Lexing is such a small part of compilation overhead that not being optimal isn't...

saurik · on Feb 4, 2014

> Lexing is such a small part of compilation overhead that not being optimal isn't going to kill you.

You still then need to just the extra boilerplate per element. If you use a tool, you are literally looking at just "keyword <space> code when that keyword is pressed" without any surrounding "how to check if it is that keyword". This is easier to write and easier to maintain, in addition to the advantages I discussed earlier.

> In my case, writing the elder by hand is necessary because I have to memoize token identities (and all the parsing/typing info attached).

If I understand what you mean, then this is trivially done with most existing tools as part of your token rule (retired an interned string, which you can use an existing data structure for). If not, then you would first write a tool. Again: it may feel really "hard core" to write a lexer, but it is repetitive code that a good design factors out into a lexer generator.

> Yes, I write my own hash tables also for the same reason (so they support incremental computations).

Careful: I imagine you mean to say you write your own hash table library/compiler, which is different from laying out the hashtable by hand. I have also written my own hashtable for many reasons, but I would never sit down with an array literal and manually put the entries in there by hand: even if I don't make any mistakes, it is a pointless waste of my time that is trivially automatable using a computer.

seanmcdirmid · on Feb 4, 2014

Keywords are quite easy: just plug your identifiers into the hash table after their boundaries are detected. Again, it is much more expensive than generating a FSM, but the expense is really in the noise when everything else is considered.

As for incremental lexing, you need to tell if your tokens pre-existed as the same kind (not necessarily the same string!) before the edit or not. It would be trivial to add this to a generator, but how would it then feedback the signals needed to take advantage of the memoization (e.g. by providing a persistent token ID that can unlock pre-existing information about the token). There are simply no standards for that.

In most of the professionally written compilers (e.g. scalac) I've worked on, lexer and parser generators aren't even used, and it really isn't that big of a deal to write these in code; you also get the benefit that the same language is being used. This becomes especially true when IDE services are considered, whereas most generators are pretty much limited to batch applications.

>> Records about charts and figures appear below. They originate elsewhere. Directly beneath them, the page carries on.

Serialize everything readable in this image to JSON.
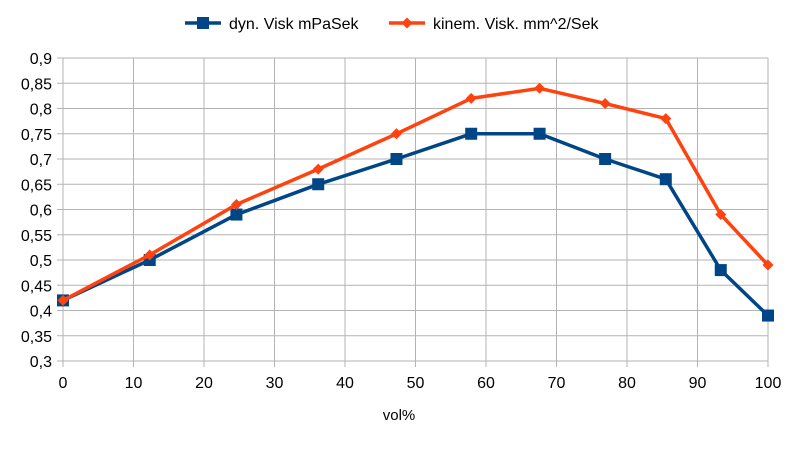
{
  "chart_data": {
    "type": "line",
    "title": "",
    "xlabel": "vol%",
    "ylabel": "",
    "xlim": [
      0,
      100
    ],
    "ylim": [
      0.3,
      0.9
    ],
    "x_ticks": [
      "0",
      "10",
      "20",
      "30",
      "40",
      "50",
      "60",
      "70",
      "80",
      "90",
      "100"
    ],
    "y_ticks": [
      "0,3",
      "0,35",
      "0,4",
      "0,45",
      "0,5",
      "0,55",
      "0,6",
      "0,65",
      "0,7",
      "0,75",
      "0,8",
      "0,85",
      "0,9"
    ],
    "grid": true,
    "legend_position": "top",
    "series": [
      {
        "name": "dyn. Visk mPaSek",
        "color": "#004586",
        "marker": "square",
        "points": [
          {
            "x": 0,
            "y": 0.42
          },
          {
            "x": 12.3,
            "y": 0.5
          },
          {
            "x": 24.6,
            "y": 0.59
          },
          {
            "x": 36.2,
            "y": 0.65
          },
          {
            "x": 47.3,
            "y": 0.7
          },
          {
            "x": 57.9,
            "y": 0.75
          },
          {
            "x": 67.6,
            "y": 0.75
          },
          {
            "x": 76.9,
            "y": 0.7
          },
          {
            "x": 85.5,
            "y": 0.66
          },
          {
            "x": 93.3,
            "y": 0.48
          },
          {
            "x": 100,
            "y": 0.39
          }
        ]
      },
      {
        "name": "kinem. Visk. mm^2/Sek",
        "color": "#ff420e",
        "marker": "diamond",
        "points": [
          {
            "x": 0,
            "y": 0.42
          },
          {
            "x": 12.3,
            "y": 0.51
          },
          {
            "x": 24.6,
            "y": 0.61
          },
          {
            "x": 36.2,
            "y": 0.68
          },
          {
            "x": 47.3,
            "y": 0.75
          },
          {
            "x": 57.9,
            "y": 0.82
          },
          {
            "x": 67.6,
            "y": 0.84
          },
          {
            "x": 76.9,
            "y": 0.81
          },
          {
            "x": 85.5,
            "y": 0.78
          },
          {
            "x": 93.3,
            "y": 0.59
          },
          {
            "x": 100,
            "y": 0.49
          }
        ]
      }
    ]
  }
}
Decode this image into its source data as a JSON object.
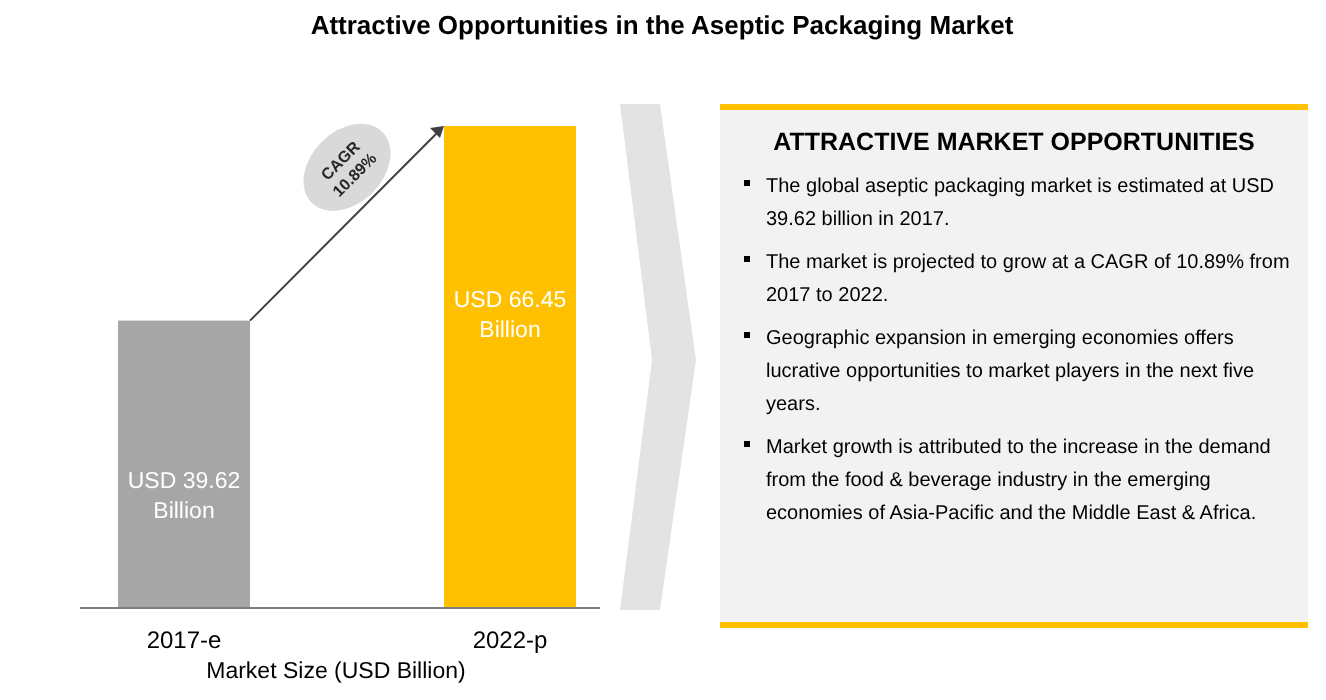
{
  "chart_data": [
    {
      "type": "bar",
      "title": "Attractive Opportunities in the Aseptic Packaging Market",
      "categories": [
        "2017-e",
        "2022-p"
      ],
      "values": [
        39.62,
        66.45
      ],
      "colors": [
        "#a6a6a6",
        "#ffc000"
      ],
      "value_labels": [
        "USD 39.62 Billion",
        "USD 66.45 Billion"
      ],
      "xlabel": "Market Size (USD Billion)",
      "annotations": [
        "CAGR 10.89%"
      ]
    },
    {
      "type": "other",
      "title": "ATTRACTIVE MARKET OPPORTUNITIES",
      "annotations": [
        "The global aseptic packaging market is estimated at USD 39.62 billion in 2017.",
        "The market is projected to grow at a CAGR of 10.89% from 2017 to 2022.",
        "Geographic expansion in emerging economies offers lucrative opportunities to market players in the next five years.",
        "Market growth is attributed to the increase in the demand from the food & beverage industry in the emerging economies of Asia-Pacific and the Middle East & Africa."
      ]
    }
  ]
}
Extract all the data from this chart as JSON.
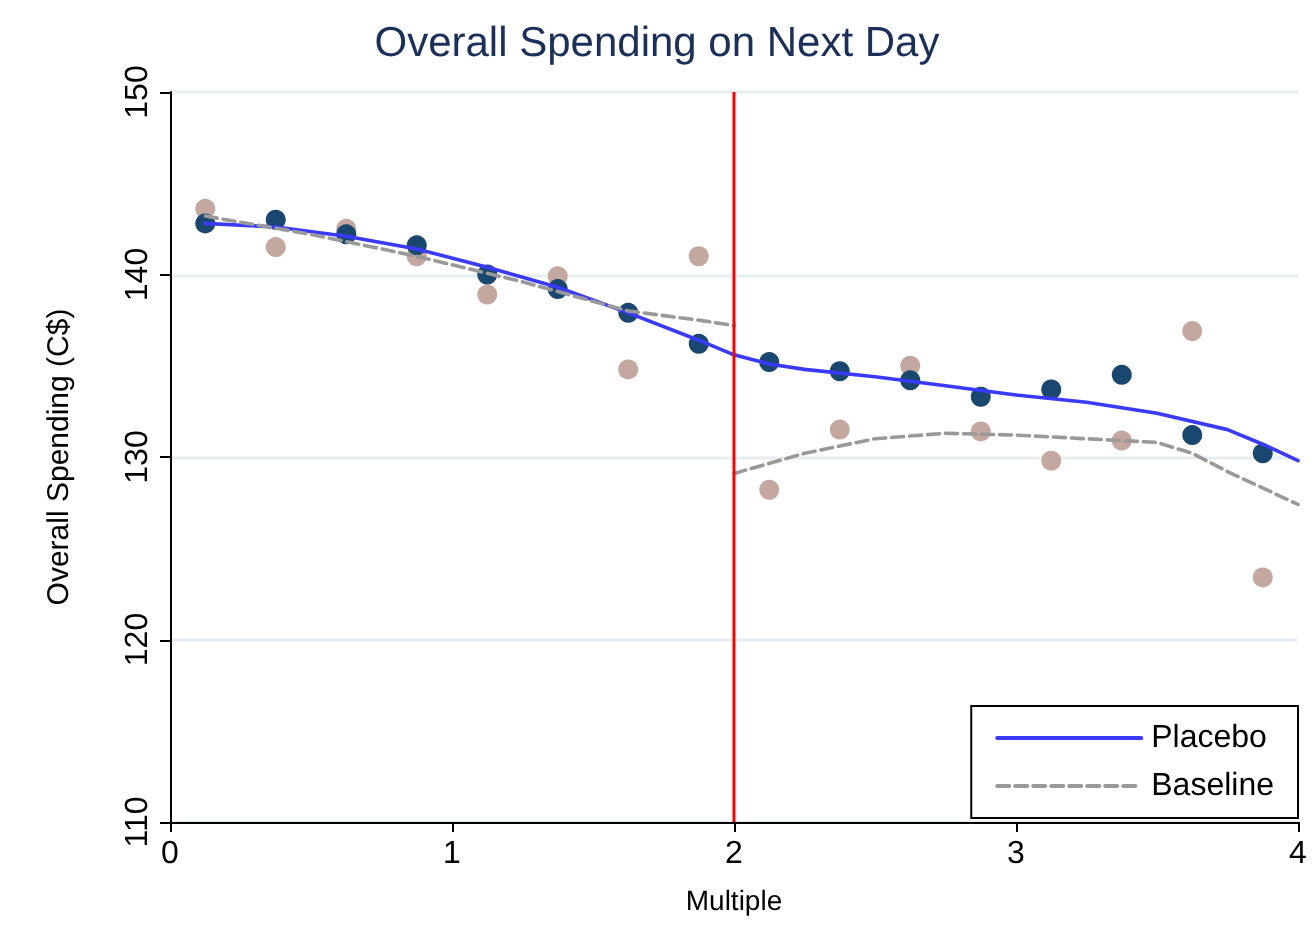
{
  "chart_data": {
    "type": "scatter",
    "title": "Overall Spending on Next Day",
    "xlabel": "Multiple",
    "ylabel": "Overall Spending (C$)",
    "xlim": [
      0,
      4
    ],
    "xticks": [
      0,
      1,
      2,
      3,
      4
    ],
    "ylim": [
      110,
      150
    ],
    "yticks": [
      110,
      120,
      130,
      140,
      150
    ],
    "grid": "y",
    "legend": "bottom right",
    "series": [
      {
        "marker": "circle",
        "color": "#c4a8a0",
        "x": [
          0.125,
          0.375,
          0.625,
          0.875,
          1.125,
          1.375,
          1.625,
          1.875,
          2.125,
          2.375,
          2.625,
          2.875,
          3.125,
          3.375,
          3.625,
          3.875
        ],
        "values": [
          143.6,
          141.5,
          142.5,
          141.0,
          138.9,
          139.9,
          134.8,
          141.0,
          128.2,
          131.5,
          135.0,
          131.4,
          129.8,
          130.9,
          136.9,
          123.4
        ]
      },
      {
        "marker": "circle",
        "color": "#1a476f",
        "x": [
          0.125,
          0.375,
          0.625,
          0.875,
          1.125,
          1.375,
          1.625,
          1.875,
          2.125,
          2.375,
          2.625,
          2.875,
          3.125,
          3.375,
          3.625,
          3.875
        ],
        "values": [
          142.8,
          143.0,
          142.2,
          141.6,
          140.0,
          139.2,
          137.9,
          136.2,
          135.2,
          134.7,
          134.2,
          133.3,
          133.7,
          134.5,
          131.2,
          130.2
        ]
      },
      {
        "type": "line",
        "name": "Placebo",
        "marker": "none",
        "line_style": "solid",
        "color": "#3a3aff",
        "x": [
          0.125,
          0.375,
          0.625,
          0.875,
          1.125,
          1.375,
          1.625,
          1.875,
          2.0,
          2.125,
          2.25,
          2.5,
          2.75,
          3.0,
          3.25,
          3.5,
          3.75,
          3.875,
          4.0
        ],
        "values": [
          142.8,
          142.6,
          142.1,
          141.4,
          140.4,
          139.3,
          137.9,
          136.4,
          135.6,
          135.1,
          134.8,
          134.4,
          133.9,
          133.4,
          133.0,
          132.4,
          131.5,
          130.7,
          129.8
        ]
      },
      {
        "type": "line",
        "name": "Baseline",
        "marker": "none",
        "line_style": "dashed",
        "color": "#999999",
        "x": [
          0.125,
          0.5,
          0.875,
          1.25,
          1.625,
          1.875,
          2.0
        ],
        "values": [
          143.2,
          142.2,
          141.0,
          139.6,
          138.0,
          137.5,
          137.2
        ]
      },
      {
        "type": "line",
        "marker": "none",
        "line_style": "dashed",
        "color": "#999999",
        "x": [
          2.0,
          2.25,
          2.5,
          2.75,
          3.0,
          3.25,
          3.5,
          3.625,
          3.75,
          4.0
        ],
        "values": [
          129.1,
          130.2,
          131.0,
          131.3,
          131.2,
          131.0,
          130.8,
          130.2,
          129.2,
          127.4
        ]
      }
    ],
    "ref_lines": [
      {
        "axis": "x",
        "value": 2,
        "color": "#ff0000",
        "line_style": "solid"
      }
    ]
  }
}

> I have also written my own hashtable for many reasons, but I would never sit down with an array literal and manually put the entries in there by hand: even if I don't make any mistakes, it is a pointless waste of my time that is trivially automatable using a computer.

I see your point, but it really depends on the key space you are optimizing for. You might just put the elements in by hand if a generic algorithm isn't really called for.